When primitive man took possession of Denmark the sea-coast was so remote that he could also reach southern Scandinavia. The station of Maglemose in the 'Great Moor,' discovered and described by F. L. Sarauw, of Copenhagen, in 1900, is near the harbor of Mullerup on the western coast of Zealand and not far from the shore of an ancient freshwater lake formation. These people were lake-dwellers, living perhaps on rafts but not on dwellings supported by piles. From these rafts it is supposed the implements dropped into the lake. The 881 flint implements found here include scrapers, borers, cleavers, and knives, as well as microlithic flints. They show no trace of the Neolithic art of polishing, merely suggesting certain chipped styles observed in the 'kjöddenmöddings.' (See Figs. 263, 264, and 265.) The influence of the Palæolithic is much stronger, especially in the case of the microlithic Tardenoisian types. In the industrial culture of Maglemose, however, far more important than stone are implements of horn and bone. These the Maglemose folk obtained from the wild ox, moose, stag, and roe-deer, fashioning them into tools of various types, some of which are shown in Fig. 261. Many of these tools are ornamented with conventional designs or very crude animal outlines on one or both surfaces.

The forests of this time consisted of the characteristic northern flora including numerous evergreens, the birch, aspen, hazel, and elm, but without any trace of the oak.
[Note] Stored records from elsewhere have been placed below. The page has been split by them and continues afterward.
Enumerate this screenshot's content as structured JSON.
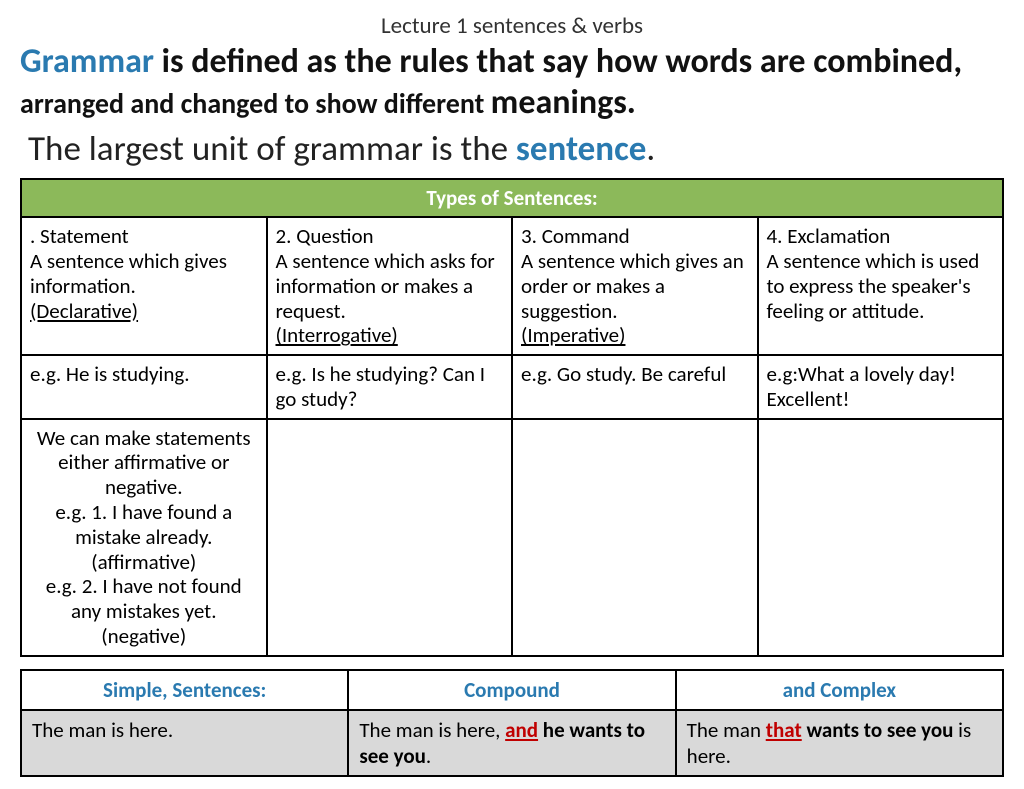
{
  "lecture_title": "Lecture 1  sentences  &  verbs",
  "definition": {
    "grammar": "Grammar",
    "part1": " is defined as the rules that say how words are combined,",
    "mid": " arranged and changed to show different ",
    "meanings": "meanings."
  },
  "unit_line": {
    "pre": "The largest unit of grammar is the ",
    "sentence": "sentence",
    "post": "."
  },
  "types": {
    "header": "Types of Sentences:",
    "cols": [
      {
        "title": ". Statement",
        "desc": " A sentence which gives information.",
        "term": "(Declarative)"
      },
      {
        "title": "2. Question",
        "desc": "A sentence which asks for information or makes a request.",
        "term": "(Interrogative)"
      },
      {
        "title": "3. Command",
        "desc": "A sentence which gives an order or makes a suggestion.",
        "term": "(Imperative)"
      },
      {
        "title": "4. Exclamation",
        "desc": "A sentence which is used to express the speaker's feeling or attitude.",
        "term": ""
      }
    ],
    "examples": [
      "e.g. He is studying.",
      "e.g. Is he studying? Can I go study?",
      "e.g.  Go study. Be careful",
      "e.g:What a lovely day! Excellent!"
    ],
    "note": "We can make statements either affirmative or negative.\ne.g. 1. I have found a mistake already. (affirmative)\ne.g. 2. I have not found any mistakes yet. (negative)"
  },
  "scc": {
    "headers": [
      "Simple, Sentences:",
      "Compound",
      "and Complex"
    ],
    "cells": {
      "simple": "The man is here.",
      "compound_pre": " The man is here, ",
      "compound_conj": "and",
      "compound_post": " he wants to see you",
      "compound_end": ".",
      "complex_pre": " The man ",
      "complex_conj": "that",
      "complex_post": " wants to see you",
      "complex_end": " is here."
    }
  },
  "colors": {
    "accent_blue": "#2a7ab0",
    "header_green": "#8cb95a",
    "row_gray": "#d9d9d9",
    "red": "#c00000",
    "border": "#000000",
    "background": "#ffffff"
  }
}
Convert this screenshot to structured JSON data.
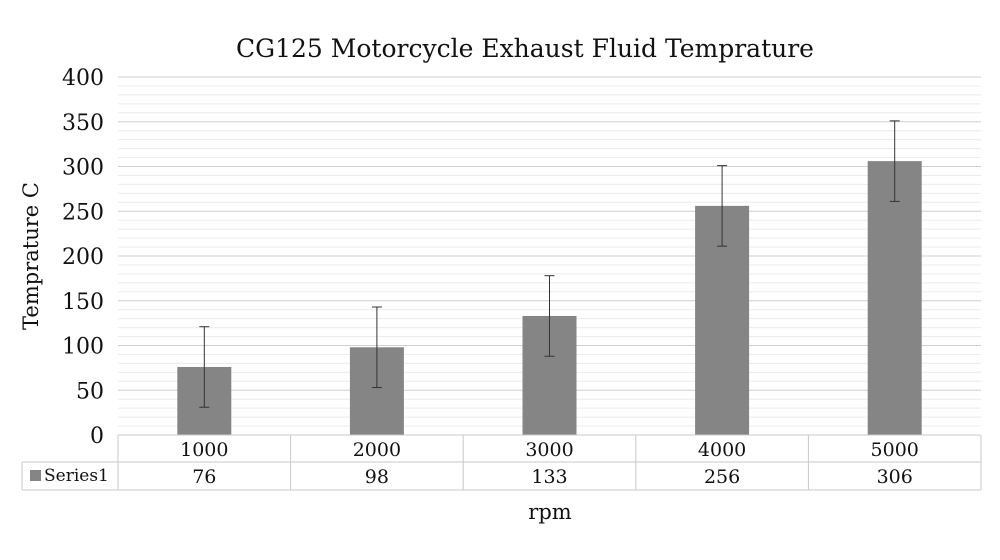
{
  "chart_data": {
    "type": "bar",
    "title": "CG125 Motorcycle Exhaust Fluid Temprature",
    "xlabel": "rpm",
    "ylabel": "Temprature C",
    "categories": [
      "1000",
      "2000",
      "3000",
      "4000",
      "5000"
    ],
    "series": [
      {
        "name": "Series1",
        "values": [
          76,
          98,
          133,
          256,
          306
        ],
        "error": [
          45,
          45,
          45,
          45,
          45
        ],
        "color": "#858585"
      }
    ],
    "ylim": [
      0,
      400
    ],
    "yticks": [
      "0",
      "50",
      "100",
      "150",
      "200",
      "250",
      "300",
      "350",
      "400"
    ],
    "grid": true,
    "data_table": true,
    "legend_placement": "data-table-left"
  }
}
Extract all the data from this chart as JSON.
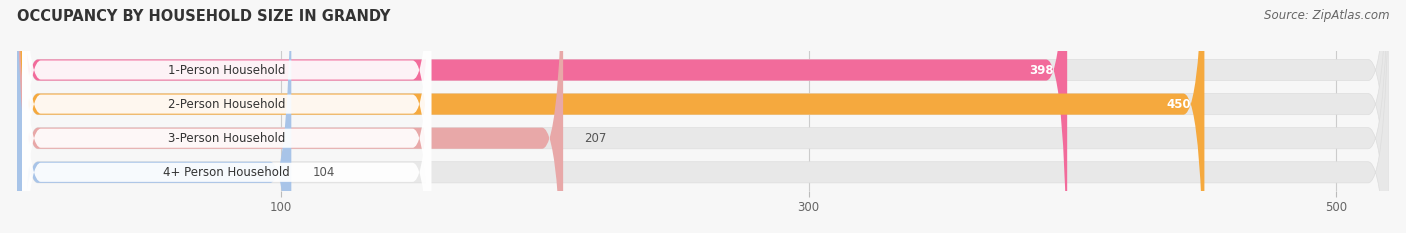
{
  "title": "OCCUPANCY BY HOUSEHOLD SIZE IN GRANDY",
  "source": "Source: ZipAtlas.com",
  "categories": [
    "1-Person Household",
    "2-Person Household",
    "3-Person Household",
    "4+ Person Household"
  ],
  "values": [
    398,
    450,
    207,
    104
  ],
  "bar_colors": [
    "#f26b9b",
    "#f5a93e",
    "#e8a8a8",
    "#a8c4e8"
  ],
  "label_colors": [
    "white",
    "white",
    "#888888",
    "#888888"
  ],
  "xlim_max": 520,
  "xticks": [
    100,
    300,
    500
  ],
  "background_color": "#f7f7f7",
  "bar_background_color": "#e8e8e8",
  "title_fontsize": 10.5,
  "source_fontsize": 8.5,
  "label_fontsize": 8.5,
  "value_fontsize": 8.5,
  "bar_height": 0.62,
  "figsize": [
    14.06,
    2.33
  ],
  "dpi": 100
}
There is absolutely no trace of pottery in the Maglemose deposits. Of great interest is the fact that skeletal remains of the domestic dog are found here.

The Maglemose culture of the Baltic region is regarded as contemporary with the Azilian and Tardenoisian in the south. It contains types, not of flint but of bone, which are prophetic of the Neolithic. Traces of this culture have been found throughout northern Germany, in Denmark, and in southern Sweden, as well as to the east and in the Baltic provinces. Although no human remains have as yet been discovered, it is highly probable that these people belonged to the northern Teutonic races.